Winklevoss Capital Move 572 BTC para Carteiras de Custódia em Meio à Crise da Gemini
Em um movimento significativo dentro do setor de criptomoedas, a Winklevoss Capital recentemente executou uma transferência de 572 BTC (avaliados em cerca de $42,8 milhões) de sua carteira quente na exchange Gemini para endereços de custódia. Esta mudança estratégica ocorre à medida que a exchange Gemini, fundada pelos gêmeos Winklevoss, enfrenta crescentes dificuldades financeiras.
Detalhes da Transação e Insights do Portfólio
A transação foi realizada em duas etapas ao longo de um período de 24 horas: uma transferência inicial de 372 BTC seguida por mais 200 BTC cerca de onze horas depois. Esses ativos foram movidos de endereços associados à Gemini para carteiras mantidas pela Winklevoss Capital e Gemini Custody. Atualmente, o portfólio da Winklevoss Capital compreende 9.328 BTC (excedendo $693 milhões) e 70.588 ETH (quase $165 milhões), totalizando aproximadamente $858 milhões.
Este movimento parcialmente contrabalança retiradas de fundos anteriores que reduziram suas participações em Bitcoin para níveis não vistos desde 2012.
Desafios Enfrentados pela Gemini
Esta realocação de ativos ocorre em um cenário de desafios econômicos para a Gemini Space Station LLC. Relatórios recentes revelam que até 2026, a empresa perdeu mais da metade de seu valor de mercado, implementou uma redução de força de trabalho de cerca de 30% e se retirou de mercados-chave como o Reino Unido e a Austrália.
Financeiramente, a situação permanece precária; registros regulatórios indicam que, apesar das operações em andamento, a Gemini registrou perdas de $585 milhões no ano passado, em parte devido a perdas não realizadas em ativos criptográficos. Uma obrigação notável inclui uma carga de dívida de aproximadamente $330 milhões em empréstimos de Bitcoin estendidos pelos gêmeos Winklevoss através da Winklevoss Capital.
Planos Potenciais de Reestruturação
Em meio a esses desafios, discussões internas estão considerando converter essa dívida em ações ou potencialmente perdoar parte desses empréstimos. No entanto, decisões finais dependem dos fundadores que detêm poder de voto controlador, mas ainda não divulgaram publicamente sua posição.
Os dados on-chain atuais fornecem insights sobre movimentos de fundos, mas não intenções definitivas por trás deles. As transações podem significar novas aquisições de Bitcoin ou meramente uma realocação interna entre plataformas de troca e serviços de custódia.
Como lembrete dos desenvolvimentos em andamento, é notável que, em março de 2025, a Gemini discretamente entrou com pedido de oferta pública inicial nos Estados Unidos.
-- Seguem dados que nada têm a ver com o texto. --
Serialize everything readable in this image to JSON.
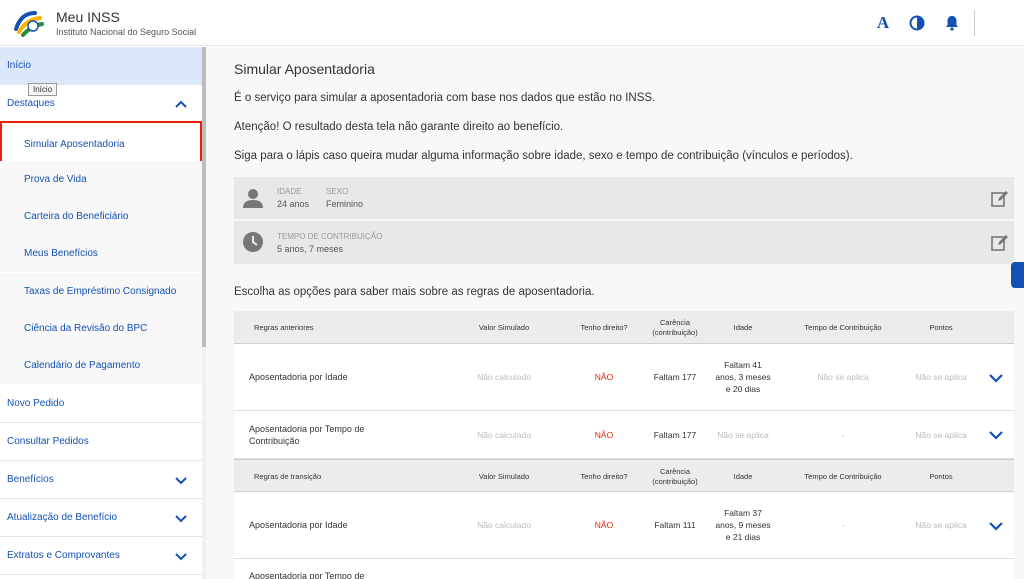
{
  "header": {
    "title": "Meu INSS",
    "subtitle": "Instituto Nacional do Seguro Social",
    "font_button": "A"
  },
  "sidebar": {
    "tooltip": "Início",
    "items": [
      {
        "label": "Início"
      },
      {
        "label": "Destaques"
      },
      {
        "label": "Simular Aposentadoria"
      },
      {
        "label": "Prova de Vida"
      },
      {
        "label": "Carteira do Beneficiário"
      },
      {
        "label": "Meus Benefícios"
      },
      {
        "label": "Taxas de Empréstimo Consignado"
      },
      {
        "label": "Ciência da Revisão do BPC"
      },
      {
        "label": "Calendário de Pagamento"
      },
      {
        "label": "Novo Pedido"
      },
      {
        "label": "Consultar Pedidos"
      },
      {
        "label": "Benefícios"
      },
      {
        "label": "Atualização de Benefício"
      },
      {
        "label": "Extratos e Comprovantes"
      }
    ]
  },
  "main": {
    "title": "Simular Aposentadoria",
    "paragraphs": [
      "É o serviço para simular a aposentadoria com base nos dados que estão no INSS.",
      "Atenção! O resultado desta tela não garante direito ao benefício.",
      "Siga para o lápis caso queira mudar alguma informação sobre idade, sexo e tempo de contribuição (vínculos e períodos)."
    ],
    "profile": {
      "age_label": "IDADE",
      "age_value": "24 anos",
      "sex_label": "SEXO",
      "sex_value": "Feminino",
      "contrib_label": "TEMPO DE CONTRIBUIÇÃO",
      "contrib_value": "5 anos, 7 meses"
    },
    "options_text": "Escolha as opções para saber mais sobre as regras de aposentadoria.",
    "table1": {
      "headers": [
        "Regras anteriores",
        "Valor Simulado",
        "Tenho direito?",
        "Carência (contribuição)",
        "Idade",
        "Tempo de Contribuição",
        "Pontos"
      ],
      "rows": [
        {
          "name": "Aposentadoria por Idade",
          "valor": "Não calculado",
          "direito": "NÃO",
          "carencia": "Faltam 177",
          "idade": "Faltam 41 anos, 3 meses e 20 dias",
          "tempo": "Não se aplica",
          "pontos": "Não se aplica"
        },
        {
          "name": "Aposentadoria por Tempo de Contribuição",
          "valor": "Não calculado",
          "direito": "NÃO",
          "carencia": "Faltam 177",
          "idade": "Não se aplica",
          "tempo": "-",
          "pontos": "Não se aplica"
        }
      ]
    },
    "table2": {
      "headers": [
        "Regras de transição",
        "Valor Simulado",
        "Tenho direito?",
        "Carência (contribuição)",
        "Idade",
        "Tempo de Contribuição",
        "Pontos"
      ],
      "rows": [
        {
          "name": "Aposentadoria por Idade",
          "valor": "Não calculado",
          "direito": "NÃO",
          "carencia": "Faltam 111",
          "idade": "Faltam 37 anos, 9 meses e 21 dias",
          "tempo": "-",
          "pontos": "Não se aplica"
        },
        {
          "name": "Aposentadoria por Tempo de"
        }
      ]
    }
  },
  "colors": {
    "primary": "#1351b4",
    "danger": "#e52207",
    "active_bg": "#dbe8fb"
  }
}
Antes de começar a negociar na Nasdaq em setembro daquele ano, eles definiram o preço de suas ações em $28, com o objetivo de arrecadar $425 milhões.
No geral, essas dinâmicas refletem tendências mais amplas que impactam tanto empresas individuais como a Gemini quanto mudanças maiores dentro dos mercados de criptomoedas globalmente — sublinhando interseções críticas entre decisões estratégicas de gerenciamento de ativos em meio a paisagens econômicas flutuantes nas moedas digitais hoje.